RLAC: Reinforcement Learning with Adversarial Critic for Free-Form Generation Tasks
This addresses the problem of high verification costs and incomplete assessments in free-form generation tasks for AI researchers and practitioners, offering an incremental improvement over existing RL post-training methods.
The paper tackles the challenge of scaling reinforcement learning post-training for open-ended generation tasks by proposing RLAC, which uses a dynamic adversarial critic to identify likely failure modes, reducing verification costs and improving output quality. Experiments show RLAC enhances factual accuracy in text generation and correctness in code generation, outperforming exhaustive verification and reward model methods.

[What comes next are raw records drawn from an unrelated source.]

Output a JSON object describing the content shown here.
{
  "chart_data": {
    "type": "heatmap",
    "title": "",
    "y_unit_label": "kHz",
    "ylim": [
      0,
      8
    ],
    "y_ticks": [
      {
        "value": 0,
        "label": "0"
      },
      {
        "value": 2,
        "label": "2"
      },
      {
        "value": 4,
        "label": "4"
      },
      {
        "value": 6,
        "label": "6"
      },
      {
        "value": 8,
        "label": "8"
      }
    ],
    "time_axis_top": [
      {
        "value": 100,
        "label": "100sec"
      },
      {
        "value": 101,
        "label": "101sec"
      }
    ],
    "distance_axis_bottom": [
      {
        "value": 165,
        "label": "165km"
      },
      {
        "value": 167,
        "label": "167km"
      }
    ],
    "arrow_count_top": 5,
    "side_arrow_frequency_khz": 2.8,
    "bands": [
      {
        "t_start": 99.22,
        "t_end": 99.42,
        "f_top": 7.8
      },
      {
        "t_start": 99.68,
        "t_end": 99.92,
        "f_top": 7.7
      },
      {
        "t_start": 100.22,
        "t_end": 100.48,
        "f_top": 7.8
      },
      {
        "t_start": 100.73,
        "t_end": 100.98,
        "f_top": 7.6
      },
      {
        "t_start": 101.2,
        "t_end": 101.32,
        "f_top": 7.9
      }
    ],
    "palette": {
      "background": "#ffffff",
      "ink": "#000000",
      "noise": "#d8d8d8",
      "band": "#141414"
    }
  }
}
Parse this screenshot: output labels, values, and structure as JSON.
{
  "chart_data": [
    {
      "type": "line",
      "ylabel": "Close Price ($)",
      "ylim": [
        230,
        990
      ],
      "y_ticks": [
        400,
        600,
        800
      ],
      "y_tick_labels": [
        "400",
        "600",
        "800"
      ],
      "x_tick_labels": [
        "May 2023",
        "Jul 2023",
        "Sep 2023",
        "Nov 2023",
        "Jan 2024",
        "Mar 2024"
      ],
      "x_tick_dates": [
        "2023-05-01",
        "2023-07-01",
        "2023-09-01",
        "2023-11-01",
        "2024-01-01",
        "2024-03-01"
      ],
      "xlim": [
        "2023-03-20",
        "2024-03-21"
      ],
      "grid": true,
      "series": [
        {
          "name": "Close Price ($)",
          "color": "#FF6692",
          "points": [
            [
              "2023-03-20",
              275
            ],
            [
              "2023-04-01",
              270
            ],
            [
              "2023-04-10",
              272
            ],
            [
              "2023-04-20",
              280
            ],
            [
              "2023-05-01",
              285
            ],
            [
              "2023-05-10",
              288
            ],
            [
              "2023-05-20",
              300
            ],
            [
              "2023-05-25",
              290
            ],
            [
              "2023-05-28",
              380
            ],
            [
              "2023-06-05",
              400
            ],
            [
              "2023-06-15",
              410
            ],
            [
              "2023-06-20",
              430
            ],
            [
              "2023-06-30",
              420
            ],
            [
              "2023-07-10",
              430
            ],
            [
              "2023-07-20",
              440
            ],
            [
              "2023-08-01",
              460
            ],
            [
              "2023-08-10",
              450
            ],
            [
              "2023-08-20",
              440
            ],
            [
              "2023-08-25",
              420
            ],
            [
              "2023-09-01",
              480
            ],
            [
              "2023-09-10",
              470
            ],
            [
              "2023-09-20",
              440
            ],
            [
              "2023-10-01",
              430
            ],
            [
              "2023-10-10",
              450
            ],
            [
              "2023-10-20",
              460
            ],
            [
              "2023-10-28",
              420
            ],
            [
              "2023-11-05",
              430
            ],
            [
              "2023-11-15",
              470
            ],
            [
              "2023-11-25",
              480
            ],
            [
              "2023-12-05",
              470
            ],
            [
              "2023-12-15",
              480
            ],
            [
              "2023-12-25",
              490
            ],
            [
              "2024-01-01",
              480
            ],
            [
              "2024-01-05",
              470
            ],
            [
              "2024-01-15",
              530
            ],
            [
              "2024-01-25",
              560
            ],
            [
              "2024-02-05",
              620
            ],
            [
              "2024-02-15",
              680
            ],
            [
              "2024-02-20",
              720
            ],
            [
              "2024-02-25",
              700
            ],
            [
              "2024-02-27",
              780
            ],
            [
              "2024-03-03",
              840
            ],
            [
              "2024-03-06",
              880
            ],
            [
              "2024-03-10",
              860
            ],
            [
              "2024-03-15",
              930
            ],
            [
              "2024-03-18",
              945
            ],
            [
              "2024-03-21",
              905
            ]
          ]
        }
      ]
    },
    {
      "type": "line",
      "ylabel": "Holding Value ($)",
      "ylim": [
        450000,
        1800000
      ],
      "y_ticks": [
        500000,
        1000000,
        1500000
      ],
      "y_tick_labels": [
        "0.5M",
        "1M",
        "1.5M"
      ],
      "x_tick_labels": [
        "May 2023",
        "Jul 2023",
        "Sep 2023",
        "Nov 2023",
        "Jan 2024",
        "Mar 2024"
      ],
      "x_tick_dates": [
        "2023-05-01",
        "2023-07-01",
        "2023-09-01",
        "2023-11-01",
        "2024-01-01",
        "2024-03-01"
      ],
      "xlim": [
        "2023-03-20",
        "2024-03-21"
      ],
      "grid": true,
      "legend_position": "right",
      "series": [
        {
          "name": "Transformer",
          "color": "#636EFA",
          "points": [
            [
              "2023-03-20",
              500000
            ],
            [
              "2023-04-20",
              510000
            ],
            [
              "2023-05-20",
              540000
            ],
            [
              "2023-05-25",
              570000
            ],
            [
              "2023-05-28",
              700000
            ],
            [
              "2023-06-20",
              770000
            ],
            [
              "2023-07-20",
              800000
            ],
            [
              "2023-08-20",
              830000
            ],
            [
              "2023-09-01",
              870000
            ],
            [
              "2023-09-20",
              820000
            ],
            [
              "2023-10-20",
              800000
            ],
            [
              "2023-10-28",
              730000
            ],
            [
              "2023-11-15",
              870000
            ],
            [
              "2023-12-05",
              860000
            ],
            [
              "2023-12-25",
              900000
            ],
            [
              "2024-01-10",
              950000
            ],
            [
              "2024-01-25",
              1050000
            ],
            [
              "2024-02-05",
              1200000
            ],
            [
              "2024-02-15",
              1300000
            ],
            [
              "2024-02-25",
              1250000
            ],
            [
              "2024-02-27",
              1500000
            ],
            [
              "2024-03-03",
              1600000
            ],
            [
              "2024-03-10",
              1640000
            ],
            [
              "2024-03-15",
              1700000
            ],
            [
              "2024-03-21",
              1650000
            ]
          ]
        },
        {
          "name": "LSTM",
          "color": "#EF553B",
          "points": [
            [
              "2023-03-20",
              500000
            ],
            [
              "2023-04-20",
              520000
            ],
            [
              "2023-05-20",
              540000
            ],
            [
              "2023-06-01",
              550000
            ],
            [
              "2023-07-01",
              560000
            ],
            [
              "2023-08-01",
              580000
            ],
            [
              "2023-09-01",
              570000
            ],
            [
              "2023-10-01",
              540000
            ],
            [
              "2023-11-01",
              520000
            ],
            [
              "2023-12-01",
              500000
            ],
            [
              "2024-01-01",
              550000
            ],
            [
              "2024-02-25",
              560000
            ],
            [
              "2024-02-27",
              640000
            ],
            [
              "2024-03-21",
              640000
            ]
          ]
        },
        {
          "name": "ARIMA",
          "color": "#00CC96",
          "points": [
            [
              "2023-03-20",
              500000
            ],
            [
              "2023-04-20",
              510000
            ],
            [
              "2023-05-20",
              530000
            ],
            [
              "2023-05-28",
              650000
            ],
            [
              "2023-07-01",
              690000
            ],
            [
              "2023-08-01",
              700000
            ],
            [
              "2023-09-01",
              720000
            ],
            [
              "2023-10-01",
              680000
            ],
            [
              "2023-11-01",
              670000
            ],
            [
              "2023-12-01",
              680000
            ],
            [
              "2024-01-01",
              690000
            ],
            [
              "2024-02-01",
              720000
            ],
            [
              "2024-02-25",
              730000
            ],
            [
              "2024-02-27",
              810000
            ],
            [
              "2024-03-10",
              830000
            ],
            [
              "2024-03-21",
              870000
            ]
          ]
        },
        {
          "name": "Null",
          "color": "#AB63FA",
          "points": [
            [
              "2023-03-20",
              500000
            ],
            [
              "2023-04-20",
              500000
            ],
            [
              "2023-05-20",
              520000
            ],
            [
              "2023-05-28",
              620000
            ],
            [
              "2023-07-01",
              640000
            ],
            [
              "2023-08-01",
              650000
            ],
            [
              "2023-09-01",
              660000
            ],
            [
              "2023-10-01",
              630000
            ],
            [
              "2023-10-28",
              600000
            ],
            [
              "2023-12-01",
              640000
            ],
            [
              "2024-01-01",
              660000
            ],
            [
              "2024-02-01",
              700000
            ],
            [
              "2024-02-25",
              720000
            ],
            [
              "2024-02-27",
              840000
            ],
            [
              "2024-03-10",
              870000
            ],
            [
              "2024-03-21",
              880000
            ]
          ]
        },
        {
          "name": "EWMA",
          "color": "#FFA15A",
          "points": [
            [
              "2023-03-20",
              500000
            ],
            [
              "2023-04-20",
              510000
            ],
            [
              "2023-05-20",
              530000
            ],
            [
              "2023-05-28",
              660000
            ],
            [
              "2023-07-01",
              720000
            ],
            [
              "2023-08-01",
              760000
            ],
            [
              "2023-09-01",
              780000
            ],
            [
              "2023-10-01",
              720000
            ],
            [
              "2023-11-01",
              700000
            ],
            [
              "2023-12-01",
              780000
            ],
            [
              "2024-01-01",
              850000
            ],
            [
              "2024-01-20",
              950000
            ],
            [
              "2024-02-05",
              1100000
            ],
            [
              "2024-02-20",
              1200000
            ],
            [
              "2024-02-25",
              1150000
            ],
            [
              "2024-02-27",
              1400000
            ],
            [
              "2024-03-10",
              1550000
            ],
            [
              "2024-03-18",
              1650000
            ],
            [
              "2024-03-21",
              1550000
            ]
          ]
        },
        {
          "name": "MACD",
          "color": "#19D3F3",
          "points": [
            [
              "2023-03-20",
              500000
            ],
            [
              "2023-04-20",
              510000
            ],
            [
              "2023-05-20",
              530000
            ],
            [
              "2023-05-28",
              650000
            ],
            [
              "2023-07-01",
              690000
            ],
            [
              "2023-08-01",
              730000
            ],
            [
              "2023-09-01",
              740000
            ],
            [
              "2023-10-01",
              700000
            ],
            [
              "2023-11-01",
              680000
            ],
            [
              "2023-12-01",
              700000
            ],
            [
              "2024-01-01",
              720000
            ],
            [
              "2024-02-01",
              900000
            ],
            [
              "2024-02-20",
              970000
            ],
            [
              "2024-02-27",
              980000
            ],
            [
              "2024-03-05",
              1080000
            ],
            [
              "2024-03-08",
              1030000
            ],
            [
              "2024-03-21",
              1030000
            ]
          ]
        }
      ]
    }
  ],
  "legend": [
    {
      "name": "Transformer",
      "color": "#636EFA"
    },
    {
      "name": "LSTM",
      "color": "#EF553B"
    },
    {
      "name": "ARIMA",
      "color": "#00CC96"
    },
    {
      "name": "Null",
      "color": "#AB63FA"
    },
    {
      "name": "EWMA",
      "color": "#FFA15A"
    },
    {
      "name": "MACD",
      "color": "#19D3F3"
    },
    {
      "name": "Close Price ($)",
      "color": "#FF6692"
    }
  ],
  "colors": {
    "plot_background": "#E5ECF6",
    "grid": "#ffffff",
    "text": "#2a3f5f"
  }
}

Open-ended generation tasks require outputs to satisfy diverse and often implicit task-specific evaluation rubrics. The sheer number of relevant rubrics leads to prohibitively high verification costs and incomplete assessments of a response, making reinforcement learning (RL) post-training with rubric-based rewards difficult to scale. This problem is exacerbated by the fact that often the best way to combine these rubrics into one single reward is also highly prompt-specific. We propose Reinforcement Learning with Adversarial Critic (RLAC), a post-training approach that addresses these challenges via dynamic rubric verification. Our approach employs a large language model (LLM) as a critic that dynamically identifies only the most likely failure modes (e.g., a factual error or unhandled edge case), which are then verified by an external validator to optimize both generator and critic jointly. By training both the generator and the critic, this game enhances the critic's error detection and the generator's output quality while reducing required verifications. Our experiments demonstrate that RLAC improves factual accuracy in text generation and correctness in code generation, while also outperforming exhaustive verification and reward model methods. We show that dynamic critics are more effective than fixed critics, showcasing the potential of RLAC for scaling RL post-training to free-form generation tasks.